Sidharth Oberoi, vice president for international strategy at Instructure, said in a recent briefing that more individuals have been securing so-called microcredentials or skill-based certification as they seek additional jobs to augment their earnings.
He noted that the usual short courses being taken by the Filipinos vary from trade skills like plumbing to more technologically advanced skills such as machine learning, artificial intelligence and augmented reality.

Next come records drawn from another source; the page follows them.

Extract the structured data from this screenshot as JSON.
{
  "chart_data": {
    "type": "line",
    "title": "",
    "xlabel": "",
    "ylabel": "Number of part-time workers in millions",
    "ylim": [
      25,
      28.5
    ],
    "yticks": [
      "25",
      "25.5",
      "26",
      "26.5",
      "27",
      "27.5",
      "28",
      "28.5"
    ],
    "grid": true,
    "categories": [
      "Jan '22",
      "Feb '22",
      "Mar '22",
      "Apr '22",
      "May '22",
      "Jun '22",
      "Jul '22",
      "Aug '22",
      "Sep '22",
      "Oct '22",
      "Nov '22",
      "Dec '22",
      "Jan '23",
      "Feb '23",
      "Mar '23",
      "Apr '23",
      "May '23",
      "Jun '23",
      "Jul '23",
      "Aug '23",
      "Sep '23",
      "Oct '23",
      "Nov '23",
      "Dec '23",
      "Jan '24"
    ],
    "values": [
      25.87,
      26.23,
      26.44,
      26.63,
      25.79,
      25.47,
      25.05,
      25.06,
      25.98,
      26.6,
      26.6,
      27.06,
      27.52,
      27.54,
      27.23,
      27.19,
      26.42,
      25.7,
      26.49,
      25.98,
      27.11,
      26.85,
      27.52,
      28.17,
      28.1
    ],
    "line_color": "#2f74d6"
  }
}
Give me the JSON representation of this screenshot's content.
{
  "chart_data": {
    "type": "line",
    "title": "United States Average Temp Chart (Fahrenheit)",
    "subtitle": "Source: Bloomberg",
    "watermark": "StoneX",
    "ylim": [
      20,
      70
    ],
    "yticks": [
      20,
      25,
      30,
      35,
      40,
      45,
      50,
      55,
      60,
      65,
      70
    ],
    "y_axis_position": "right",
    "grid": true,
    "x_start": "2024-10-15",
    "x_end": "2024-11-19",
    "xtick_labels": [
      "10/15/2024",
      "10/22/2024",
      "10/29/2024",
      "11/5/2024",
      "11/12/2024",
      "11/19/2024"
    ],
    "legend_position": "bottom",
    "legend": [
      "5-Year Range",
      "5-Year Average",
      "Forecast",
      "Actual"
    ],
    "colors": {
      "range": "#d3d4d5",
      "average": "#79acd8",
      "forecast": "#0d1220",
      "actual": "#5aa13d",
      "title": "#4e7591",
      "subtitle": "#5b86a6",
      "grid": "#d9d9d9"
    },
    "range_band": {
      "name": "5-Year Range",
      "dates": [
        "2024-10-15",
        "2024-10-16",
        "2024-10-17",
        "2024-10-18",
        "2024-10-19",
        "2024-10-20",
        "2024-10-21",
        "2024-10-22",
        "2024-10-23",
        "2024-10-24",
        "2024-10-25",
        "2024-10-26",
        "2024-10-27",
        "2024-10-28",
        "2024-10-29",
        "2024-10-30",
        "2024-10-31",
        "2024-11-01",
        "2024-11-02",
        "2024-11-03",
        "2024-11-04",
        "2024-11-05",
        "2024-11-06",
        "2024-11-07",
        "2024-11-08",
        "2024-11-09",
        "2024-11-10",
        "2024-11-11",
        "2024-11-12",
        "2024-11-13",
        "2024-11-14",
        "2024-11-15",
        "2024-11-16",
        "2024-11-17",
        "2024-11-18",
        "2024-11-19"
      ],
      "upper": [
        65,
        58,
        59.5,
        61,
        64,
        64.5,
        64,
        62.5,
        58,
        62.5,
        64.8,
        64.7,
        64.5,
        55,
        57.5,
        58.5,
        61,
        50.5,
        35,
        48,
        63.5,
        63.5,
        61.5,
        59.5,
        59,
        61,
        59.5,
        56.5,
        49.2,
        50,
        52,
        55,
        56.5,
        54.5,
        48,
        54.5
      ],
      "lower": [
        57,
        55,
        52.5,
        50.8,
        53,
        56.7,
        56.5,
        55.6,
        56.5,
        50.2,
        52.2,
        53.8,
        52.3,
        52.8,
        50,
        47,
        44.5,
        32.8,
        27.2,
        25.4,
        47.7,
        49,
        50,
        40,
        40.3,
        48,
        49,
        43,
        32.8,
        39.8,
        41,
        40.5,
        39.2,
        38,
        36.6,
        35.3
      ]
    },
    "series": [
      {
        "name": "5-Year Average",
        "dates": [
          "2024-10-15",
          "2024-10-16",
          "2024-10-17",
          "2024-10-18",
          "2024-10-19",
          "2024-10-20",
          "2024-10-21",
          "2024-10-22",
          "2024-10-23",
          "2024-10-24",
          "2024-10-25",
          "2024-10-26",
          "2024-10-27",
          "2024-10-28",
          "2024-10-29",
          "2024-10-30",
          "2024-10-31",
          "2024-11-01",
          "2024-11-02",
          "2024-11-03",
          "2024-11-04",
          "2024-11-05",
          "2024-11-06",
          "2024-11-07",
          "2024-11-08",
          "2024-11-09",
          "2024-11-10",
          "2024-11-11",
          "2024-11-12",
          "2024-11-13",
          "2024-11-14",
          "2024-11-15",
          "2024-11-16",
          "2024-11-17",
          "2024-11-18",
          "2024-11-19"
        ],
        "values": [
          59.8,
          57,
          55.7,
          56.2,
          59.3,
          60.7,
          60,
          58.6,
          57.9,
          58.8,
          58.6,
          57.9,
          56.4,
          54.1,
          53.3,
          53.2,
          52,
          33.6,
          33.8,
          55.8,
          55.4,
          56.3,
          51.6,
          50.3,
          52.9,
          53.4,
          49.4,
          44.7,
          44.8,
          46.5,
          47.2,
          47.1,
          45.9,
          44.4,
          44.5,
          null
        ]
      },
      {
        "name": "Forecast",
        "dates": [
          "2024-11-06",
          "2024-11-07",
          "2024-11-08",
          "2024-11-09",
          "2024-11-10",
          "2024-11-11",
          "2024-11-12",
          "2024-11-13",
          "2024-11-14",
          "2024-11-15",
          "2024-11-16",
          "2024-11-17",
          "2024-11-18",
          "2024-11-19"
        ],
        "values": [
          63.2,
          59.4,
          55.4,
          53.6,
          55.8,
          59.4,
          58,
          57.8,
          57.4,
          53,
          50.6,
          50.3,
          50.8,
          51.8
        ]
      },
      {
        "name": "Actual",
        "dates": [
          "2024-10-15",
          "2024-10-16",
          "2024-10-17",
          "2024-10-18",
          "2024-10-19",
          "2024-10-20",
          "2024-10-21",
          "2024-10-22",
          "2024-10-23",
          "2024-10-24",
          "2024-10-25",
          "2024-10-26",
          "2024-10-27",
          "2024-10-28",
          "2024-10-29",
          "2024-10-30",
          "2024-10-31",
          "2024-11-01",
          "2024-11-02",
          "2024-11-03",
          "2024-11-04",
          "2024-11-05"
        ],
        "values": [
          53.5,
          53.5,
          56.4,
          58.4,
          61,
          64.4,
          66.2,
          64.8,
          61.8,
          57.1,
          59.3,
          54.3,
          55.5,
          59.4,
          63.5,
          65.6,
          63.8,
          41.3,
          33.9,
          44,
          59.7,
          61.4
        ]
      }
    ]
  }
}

Oberoi explained that learning more technology-based skills was the way forward given the accelerated adoption of digital platforms.
“The gig economy facilitates that life-learning modality. It can be a supplemental mechanism for income for individuals,” he explained.
“Taking a myriad of skill-based certification helps make individuals more employable, more certifiable, more productive members of the workforce of the future,” the Instructure official added.
Oberoi observed that even the employers were noticing the value of skill-based training and how it could bode well for the productivity of the company.
“More and more institutions or organizations are hiring students predicated not on a bachelor’s degree or a master’s degree or an MBA or a PhD but more on the competencies and skills that they have learned,” he said.
The Instructure official said this recent trend has proven that learning was not just “linear” anymore, citing the typical pre-school to tertiary education path. He noted that individuals could continue learning even beyond the school.
According to the Department of Information and Communication Technology (DICT), there are about 4 million online Filipino freelancers.
Some 83 percent of the Filipino freelancers said they do self-study to upskill themselves through free online courses, the DICT’s study revealed.
Jocelle Batapa-Sigue, undersecretary for ICT Industry Development of the DICT, said that self-studying was preferred by most because this allowed them to do things at their own time and pace. She noted those who learn by themselves usually have a primary job with a fixed schedule.
Majority or about 59 percent of the respondents identified themselves as a virtual assistant, a kind of freelancer that has multiple skills such as data entry, social media, website update and video editing.